Preventivo Casa in Legno
  1. Home
  2. Notizie e Mercato
  3. Geotermia: dall’ENEA un umpianto innovativo

Geotermia: dall’ENEA un umpianto innovativo

di
lignius, case in legno, case prefabbricate in legno, geotermia, enea, geotermico
5,0/5
votato da 1 persone
La gotermia può realmente migliorare l'efficienza della climatizzazione degli edifici. Scopriamo u dettagli di una soluzione innovativa sviluppata dall’ENEA

La geotermia si conferma una delle tecnologie più promettenti per rendere gli edifici più efficienti e ridurre i consumi energetici. L'ultima sperimentazione realizzata da ENEA punta a sfruttare il calore naturale del sottosuolo con una soluzione innovativa che potrebbe aprire nuove opportunità per la climatizzazione sostenibile. Ecco come funziona il progetto e quali prospettive potrebbe offrire al settore.

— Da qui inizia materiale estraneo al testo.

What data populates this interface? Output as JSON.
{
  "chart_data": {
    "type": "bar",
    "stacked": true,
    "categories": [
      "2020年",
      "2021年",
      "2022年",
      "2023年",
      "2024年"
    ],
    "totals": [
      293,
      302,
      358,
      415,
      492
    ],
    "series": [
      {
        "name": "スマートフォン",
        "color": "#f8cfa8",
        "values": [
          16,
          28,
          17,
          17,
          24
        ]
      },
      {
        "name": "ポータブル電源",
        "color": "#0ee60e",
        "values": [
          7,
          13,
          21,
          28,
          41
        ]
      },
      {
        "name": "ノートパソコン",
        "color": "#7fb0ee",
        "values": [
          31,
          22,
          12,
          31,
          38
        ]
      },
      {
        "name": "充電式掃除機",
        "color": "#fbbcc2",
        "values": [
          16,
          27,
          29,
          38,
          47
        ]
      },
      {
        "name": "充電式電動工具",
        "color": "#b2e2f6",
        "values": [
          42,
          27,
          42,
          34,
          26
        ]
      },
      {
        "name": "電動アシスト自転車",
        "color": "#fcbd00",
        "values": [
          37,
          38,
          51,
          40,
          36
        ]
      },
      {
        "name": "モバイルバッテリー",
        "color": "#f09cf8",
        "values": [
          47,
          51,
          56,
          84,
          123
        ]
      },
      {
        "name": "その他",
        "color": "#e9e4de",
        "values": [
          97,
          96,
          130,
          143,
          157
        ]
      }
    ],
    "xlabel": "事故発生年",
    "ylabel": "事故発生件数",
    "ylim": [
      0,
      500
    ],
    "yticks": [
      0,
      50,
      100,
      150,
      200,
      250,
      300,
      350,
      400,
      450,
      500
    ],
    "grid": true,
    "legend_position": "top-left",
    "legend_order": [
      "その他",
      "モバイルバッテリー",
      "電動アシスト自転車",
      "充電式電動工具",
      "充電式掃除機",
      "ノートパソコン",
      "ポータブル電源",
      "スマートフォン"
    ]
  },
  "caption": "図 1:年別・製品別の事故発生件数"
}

Al Centro Ricerche Casaccia di Roma, ENEA ha sviluppato un impianto geotermico sperimentale dedicato al riscaldamento e al raffrescamento degli edifici. L'iniziativa rientra nelle attività della Ricerca di Sistema Elettrico promossa dal Ministero dell'Ambiente e della Sicurezza Energetica e combina l'energia del sottosuolo con una pompa di calore di nuova generazione, progettata per utilizzare sia il terreno sia l'aria come sorgente termica.

Geotermia: i dettagli sull’impianto firmato ENEA

Il sistema sfrutta il calore geotermico a bassa entalpia, cioè a temperature inferiori ai 90 °C, attraverso quattro pozzi di profondità differenti, dotati di sonde geotermiche e sensori in fibra ottica per il monitoraggio delle prestazioni.

"A differenza di altre fonti di energia rinnovabile che dipendono da condizioni meteorologiche variabili, la geotermia offre una continuità che la rende ideale per garantire una fornitura stabile e continua di energia", evidenzia Anna Carmela Violante, ricercatrice del dipartimento ENEA-TERIN. "Inoltre, la tecnologia geotermica può contribuire a ridurre la dipendenza dalle importazioni di energia e di materiali".

Tra gli elementi distintivi del progetto c'è anche l'efficienza del sistema. "La stabilità termica della sorgente o del pozzo di calore è fondamentale per garantire efficienze elevate delle pompe di calore", spiega Raniero Trinchieri, ricercatore ENEA-TERIN.

L'Italia occupa già una posizione di primo piano nel settore, con circa 916 MW di potenza geotermoelettrica installata e una produzione annua di 5,7 TWh, concentrata prevalentemente in Toscana. Per gli impieghi diretti del calore geotermico sono disponibili inoltre circa 1.316 MWth, utilizzati soprattutto per il riscaldamento, le attività termali, l'agricoltura e gli impianti a bassa entalpia.

Secondo Simona De Iuliis, responsabile della Sezione supporto strategico di ENEA-TERIN, il potenziale della risorsa resta ancora in gran parte inutilizzato: "La geotermia è considerata un 'gigante dormiente'. Se solo sfruttassimo il 2% di quel potenziale nei primi 5 km di profondità, la geotermia potrebbe coprire fino al 10% della produzione elettrica prevista per il 2050".

La ricerca proseguirà con lo sviluppo di un sistema ibrido che integrerà geotermia a bassa entalpia e solare termico, con l'obiettivo di sperimentare nuove tecniche di accumulo del calore nel sottosuolo e favorire una maggiore diffusione di questa tecnologia.